On Apr 28, 2:55 am, "Kelly Jones" <kelly.terry.jo... at gmail.com> wrote: > How do I use Mathematica to solve this problem? > > I selected with replacement 100 times from a set of N objects. > The results: > > 1 item came up 4 times > 1 item came up 3 times > 10 items came up 2 times each > 73 items came up 1 time each > the other N-85 items did not come up at all > > Based on this histogram, what's the > 1) most likely value of N, and > 2) the probability distribution of N? > > Of course, I'm actually interested in the general solution: > if I select with replacement M times from a set of N objects, > and get a resulting histogram H, what's the probability > distribution of N with respect to M and H? Mathematica can do the scutwork for getting P[H|N], the conditional probability of the histogram given the set size; but P[N|H], the conditional probability of the set size given the histogram, is a Bayesian concept that requires an a priori estimate of the probability distribution of the set sizes.

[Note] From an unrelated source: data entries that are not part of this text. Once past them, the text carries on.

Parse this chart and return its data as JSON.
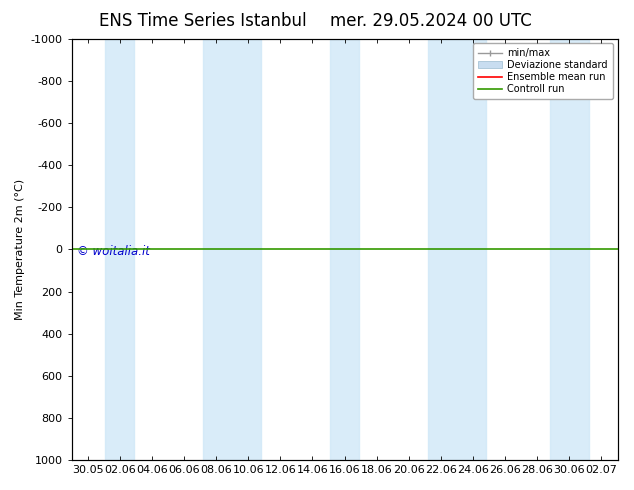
{
  "title_left": "ENS Time Series Istanbul",
  "title_right": "mer. 29.05.2024 00 UTC",
  "ylabel": "Min Temperature 2m (°C)",
  "ylim": [
    -1000,
    1000
  ],
  "yticks": [
    -1000,
    -800,
    -600,
    -400,
    -200,
    0,
    200,
    400,
    600,
    800,
    1000
  ],
  "ytick_labels": [
    "-1000",
    "-800",
    "-600",
    "-400",
    "-200",
    "0",
    "200",
    "400",
    "600",
    "800",
    "1000"
  ],
  "xtick_labels": [
    "30.05",
    "02.06",
    "04.06",
    "06.06",
    "08.06",
    "10.06",
    "12.06",
    "14.06",
    "16.06",
    "18.06",
    "20.06",
    "22.06",
    "24.06",
    "26.06",
    "28.06",
    "30.06",
    "02.07"
  ],
  "background_color": "#ffffff",
  "plot_bg_color": "#ffffff",
  "band_color": "#d0e8f8",
  "band_alpha": 0.8,
  "control_run_color": "#339900",
  "ensemble_mean_color": "#ff0000",
  "watermark": "© woitalia.it",
  "watermark_color": "#0000cc",
  "legend_items": [
    "min/max",
    "Deviazione standard",
    "Ensemble mean run",
    "Controll run"
  ],
  "legend_line_colors": [
    "#999999",
    "#bbccdd",
    "#ff0000",
    "#339900"
  ],
  "title_fontsize": 12,
  "axis_fontsize": 8,
  "tick_fontsize": 8,
  "band_positions": [
    1,
    4,
    8,
    11,
    15
  ],
  "band_widths": [
    0.9,
    1.8,
    0.9,
    1.8,
    1.2
  ]
}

I'm switching all the variables to lowercase to avoid problems implementing this in Mathematica. You'll have to make up your own names for the several different probability functions "P" that are distinguished here by the symbols used for their arguments. Let s be a list in which s[[i]] = the number of times object i was selected. Then Length@s = n = set size, Total@s = m = number of draws, Total@Sign@s = k = the number of different objects selected, and the probability of s is P[s] = Multinomial@@s / n^m. Let h = Count[s,#]&/@Range@Max@s. Then h[[j]] = the number of items that came up j times, Total@h = k, h.Range@Length@h = m, and the probability of h is P[h|n] = P[s]*R[s], where R[s] = the number of rearrangements of s that give the same h. Both P[s] and R[s] can be expressed in terms of h,k,m,n, without reference to s itself, which is not observed. Multinomial@@s = Multinomial@@t, where t = Flatten@Table[j,{j,Length@h},{h[[j]]}], and R[s] = Binomial[n,k] Multinomial@@h, so we end up with P[h|n] = Multinomial@@t Binomial[n,k] Multinomial@@h / n^m. For h = {73,10,1,1}, the value of n that maximizes p[h|n] -- i.e., the maximum likelihood estimate of N -- is 296. However, the maximum likelihood estimate of N is not the "most likely value of N" that you requested. That would be the value of n that maximizes the Bayesian posterior probability P[h|n]*P[n] P[n|h] = --------------------. sum_n' P[h|n']*P[n'] To get P[n|h] you must supply a prior distribution P[n].